One of the aerobic performers then crashes onto a drum, in which to Buddy's surprise sees that the whole trapeze act is going awry. Buddy then climbs on top of the pole to try and stop the disaster going on, the mother follows him to rescue her child. Buddy grabs out a rope and grabs the baby tight, but then bounces from the hammock and then Buddy, the mother & her child are holding onto the trapeze artist (who is covered in dots since his costume was pulled down). Buddy and the mother then land on a bike by balancing on wire and all the gags are too complex to explain whilst they're trying to rescue the child.

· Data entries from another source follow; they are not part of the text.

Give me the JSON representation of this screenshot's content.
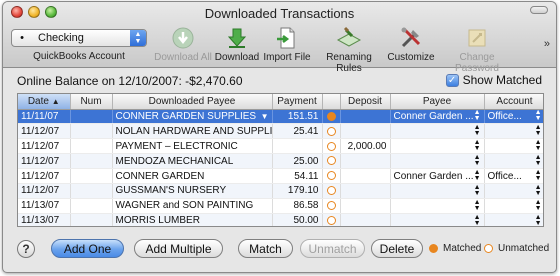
{
  "window": {
    "title": "Downloaded Transactions"
  },
  "account": {
    "selected": "Checking",
    "label": "QuickBooks Account"
  },
  "toolbar": {
    "download_all": "Download All",
    "download": "Download",
    "import_file": "Import File",
    "renaming_rules": "Renaming Rules",
    "customize": "Customize",
    "change_password": "Change Password",
    "more": "»"
  },
  "balance": {
    "text": "Online Balance on 12/10/2007: -$2,470.60"
  },
  "show_matched": {
    "label": "Show Matched",
    "checked": true
  },
  "table": {
    "headers": [
      "Date",
      "Num",
      "Downloaded Payee",
      "Payment",
      "",
      "Deposit",
      "Payee",
      "Account"
    ],
    "rows": [
      {
        "date": "11/11/07",
        "num": "",
        "downloaded_payee": "CONNER GARDEN SUPPLIES",
        "payment": "151.51",
        "status": "matched",
        "deposit": "",
        "payee": "Conner Garden ...",
        "account": "Office..."
      },
      {
        "date": "11/12/07",
        "num": "",
        "downloaded_payee": "NOLAN HARDWARE AND SUPPLIES",
        "payment": "25.41",
        "status": "unmatched",
        "deposit": "",
        "payee": "",
        "account": ""
      },
      {
        "date": "11/12/07",
        "num": "",
        "downloaded_payee": "PAYMENT – ELECTRONIC",
        "payment": "",
        "status": "unmatched",
        "deposit": "2,000.00",
        "payee": "",
        "account": ""
      },
      {
        "date": "11/12/07",
        "num": "",
        "downloaded_payee": "MENDOZA MECHANICAL",
        "payment": "25.00",
        "status": "unmatched",
        "deposit": "",
        "payee": "",
        "account": ""
      },
      {
        "date": "11/12/07",
        "num": "",
        "downloaded_payee": "CONNER GARDEN",
        "payment": "54.11",
        "status": "unmatched",
        "deposit": "",
        "payee": "Conner Garden ...",
        "account": "Office..."
      },
      {
        "date": "11/12/07",
        "num": "",
        "downloaded_payee": "GUSSMAN'S NURSERY",
        "payment": "179.10",
        "status": "unmatched",
        "deposit": "",
        "payee": "",
        "account": ""
      },
      {
        "date": "11/13/07",
        "num": "",
        "downloaded_payee": "WAGNER and SON PAINTING",
        "payment": "86.58",
        "status": "unmatched",
        "deposit": "",
        "payee": "",
        "account": ""
      },
      {
        "date": "11/13/07",
        "num": "",
        "downloaded_payee": "MORRIS LUMBER",
        "payment": "50.00",
        "status": "unmatched",
        "deposit": "",
        "payee": "",
        "account": ""
      }
    ]
  },
  "buttons": {
    "help": "?",
    "add_one": "Add One",
    "add_multiple": "Add Multiple",
    "match": "Match",
    "unmatch": "Unmatch",
    "delete": "Delete"
  },
  "legend": {
    "matched": "Matched",
    "unmatched": "Unmatched"
  },
  "colors": {
    "selection": "#3d74d4",
    "matched_dot": "#e8861f",
    "primary_button": "#4a8ae6"
  }
}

Buddy, the mother and the baby then fly out of the tent - in which they cause to rip the roof of it. They slide down the giraffe's neck and as they slide down all the spots on the giraffe's neck falls off it's skin. Now that is a very funny gag, and it even works very well too. It reminds me of what Tex Avery probably would've done in his earlier cartoons. See, Jack King certainly is slowly improving the cartoons - by showing slightly better gags - but there's still blandness in the characters and animation, though. The mother still screams "Junior, junior - where are you?" still not revealing the name. Buddy goes around trying to look for her child, but the mother goes off weeping with tears thinking the baby is missing. Buddy tries to comfort the mother, and encourages her to blow her nose which makes a horn-honking sound - hah.

A hippo that lives in his cage then pops out and opens his mouth and there's where the baby child is found. The mother is therefore all happy and amazed to see her baby is still alive, and gladly receives it back. Buddy, the mother and the baby then hold each other's hands around in a circle - and they hop around happily - and that's all folks.

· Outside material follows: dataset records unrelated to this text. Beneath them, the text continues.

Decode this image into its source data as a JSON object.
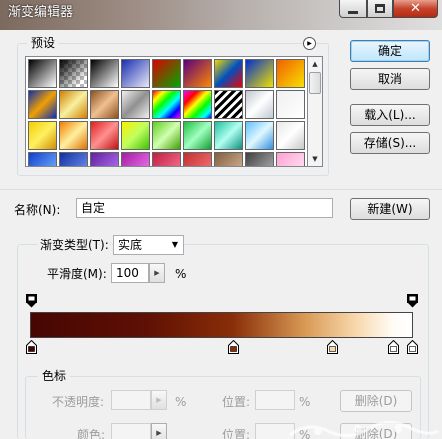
{
  "window": {
    "title": "渐变编辑器",
    "controls": {
      "minimize": "minimize",
      "maximize": "maximize",
      "close": "close"
    }
  },
  "presets": {
    "title": "预设",
    "menu_icon": "flyout-menu-icon",
    "swatches": [
      "#000,#fff",
      "checker",
      "#000,#fff",
      "#1a2fb0,#e8e8f8",
      "#d00,#0a0",
      "#5a0080,#f80",
      "#f0d800,#0050c0,#e00",
      "#0030d0,#f0e000",
      "#f06000,#f8e000",
      "#1030b0,#f0a000,#1030b0",
      "#d08000,#f8f0a0,#d08000",
      "#8c5020,#f0c090,#8c5020",
      "#f0f0f0,#909090,#f0f0f0",
      "rainbow",
      "rainbow2",
      "stripes",
      "#c0c8d0,#fff,#c0c8d0",
      "#f0f0f0,#fff",
      "#f0d000,#fff060,#d09000",
      "#f08000,#fff0a0,#e07000",
      "#e02020,#ff9090,#c01010",
      "#f8f000,#c0ff60,#40c000",
      "#60d020,#d0ffb0,#40a000",
      "#20c040,#a0ffc0,#10a030",
      "#20c0a0,#b0fff0,#109080",
      "#60c0ff,#e0f8ff,#3090e0",
      "#e8e8e8,#fff,#c8c8c8",
      "#1040d0,#80c0ff",
      "#1030a0,#80a0ff",
      "#6020a0,#c080ff",
      "#a020a0,#ff80ff",
      "#c02040,#ff80a0",
      "#c03030,#ff8080",
      "#806040,#e0c0a0",
      "#404040,#c0c0c0",
      "#ffa0d0,#fff0f8"
    ]
  },
  "buttons": {
    "ok": "确定",
    "cancel": "取消",
    "load": "载入(L)...",
    "save": "存储(S)...",
    "new": "新建(W)"
  },
  "name_field": {
    "label": "名称(N):",
    "value": "自定"
  },
  "gradient": {
    "type_label": "渐变类型(T):",
    "type_value": "实底",
    "smoothness_label": "平滑度(M):",
    "smoothness_value": "100",
    "smoothness_unit": "%",
    "color_stops": [
      {
        "position": 0,
        "color": "#470603"
      },
      {
        "position": 53,
        "color": "#8a2e08"
      },
      {
        "position": 79,
        "color": "#f7d7ab"
      },
      {
        "position": 95,
        "color": "#ffffff"
      },
      {
        "position": 100,
        "color": "#ffffff"
      }
    ],
    "opacity_stops": [
      {
        "position": 0
      },
      {
        "position": 100
      }
    ]
  },
  "color_stop_group": {
    "title": "色标",
    "opacity_label": "不透明度:",
    "opacity_unit": "%",
    "location_label": "位置:",
    "location_unit": "%",
    "delete_button": "删除(D)",
    "color_label": "颜色:",
    "location_label_2": "位置:",
    "location_unit_2": "%",
    "delete_button_2": "删除(D)"
  },
  "colors": {
    "accent": "#3c7fb1",
    "titlebar": "#7c6a5e",
    "close": "#c7432b"
  }
}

Good thing that this cartoon is fully restored and remastered (that's included in the Looney Tunes Golden Collection Volume 6. which I have - I've got all 6 volumes) and I wish to see more Buddy cartoons to be restored - so that I don't have to review them in horrible TV quality, or VHS tapes that have blurs all over it or even an annoying, baby timer in the middle of it - I'm glad at least one 1934 cartoon here has been restored, and I've finally gotten to understand it well. This was Jack King's 2nd cartoon he was credited as a director, and again - he's done a pretty fine job here. 1934 seems to be slightly better since King has arrived, but no further changes come to Freleng, unfortunately - not for another few years. There were some good gags in here (the giraffe one in particular) characters and stories still rather bland, but this worked worked as a whole pretty well. The reuse sequence of the Indian rubber man didn't bother me too much which was from I Love a Parade as I almost forgotten that cartoon. I guess that Tex Avery wasn't the director who just improved the gags - since Jack King did contribute, but not at the level of Tex Avery, of course. 

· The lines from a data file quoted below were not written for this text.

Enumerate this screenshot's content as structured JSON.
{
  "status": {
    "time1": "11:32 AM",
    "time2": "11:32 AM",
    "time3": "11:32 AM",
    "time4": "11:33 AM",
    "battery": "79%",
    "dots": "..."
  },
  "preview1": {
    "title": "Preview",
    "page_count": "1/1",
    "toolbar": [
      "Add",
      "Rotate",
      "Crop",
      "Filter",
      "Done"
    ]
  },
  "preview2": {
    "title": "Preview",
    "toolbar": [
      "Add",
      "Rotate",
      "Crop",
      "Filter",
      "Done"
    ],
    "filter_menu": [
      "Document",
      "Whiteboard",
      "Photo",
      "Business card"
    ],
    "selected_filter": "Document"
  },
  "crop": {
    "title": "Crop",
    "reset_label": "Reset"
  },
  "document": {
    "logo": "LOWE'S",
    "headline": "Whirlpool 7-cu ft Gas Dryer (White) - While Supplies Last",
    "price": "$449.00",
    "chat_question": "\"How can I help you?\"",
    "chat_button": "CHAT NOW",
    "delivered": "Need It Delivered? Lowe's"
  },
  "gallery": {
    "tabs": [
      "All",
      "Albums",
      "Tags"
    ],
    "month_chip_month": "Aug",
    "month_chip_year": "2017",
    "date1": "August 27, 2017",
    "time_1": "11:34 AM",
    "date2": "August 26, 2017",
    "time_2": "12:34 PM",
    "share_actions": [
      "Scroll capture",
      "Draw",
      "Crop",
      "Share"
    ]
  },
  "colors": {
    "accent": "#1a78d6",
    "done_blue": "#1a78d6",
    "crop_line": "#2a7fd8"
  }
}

  1. There's a strange error at the start. When Buddy grabs for the tent-pitching equipment beside him in the balloon basket, he repeatedly reaches right through the sea lion next to him, with the cutoff for Buddy's arms reflecting only the edge of the basket.
    I can only imagine there was some alternate cel sequence in which the seal moved aside, but the cameraman forgot to film it.
    Then again, no amount of errors can make this bland cartoon much worse than it is.

  2. You've made an error in the credits...

  3. David G (ramapith): Thanks for noticing the errors - and you're right that it doesn't really make a difference for a bland cartoon.

    Anonymous: Thanks for noticing that I accidentally wrote "Frank Marsales" for the Musical Score and not Norman Spencer. I make that mistake sometimes because when I reviewed nothing but Harman-Isings, Frank's name appeared up and I was so used to it - and it may not be too easy for me. I've fixed the error.

  4. Don't you use cartoons info from IMDB, Steven? Just curious...

  5. Sanek: for trying to find out the cast for the shorts - yes (even though it might not be reliable). But for the crew, I tend to stick to the credits, but maybe add uncredited animators that I would know who'd work on.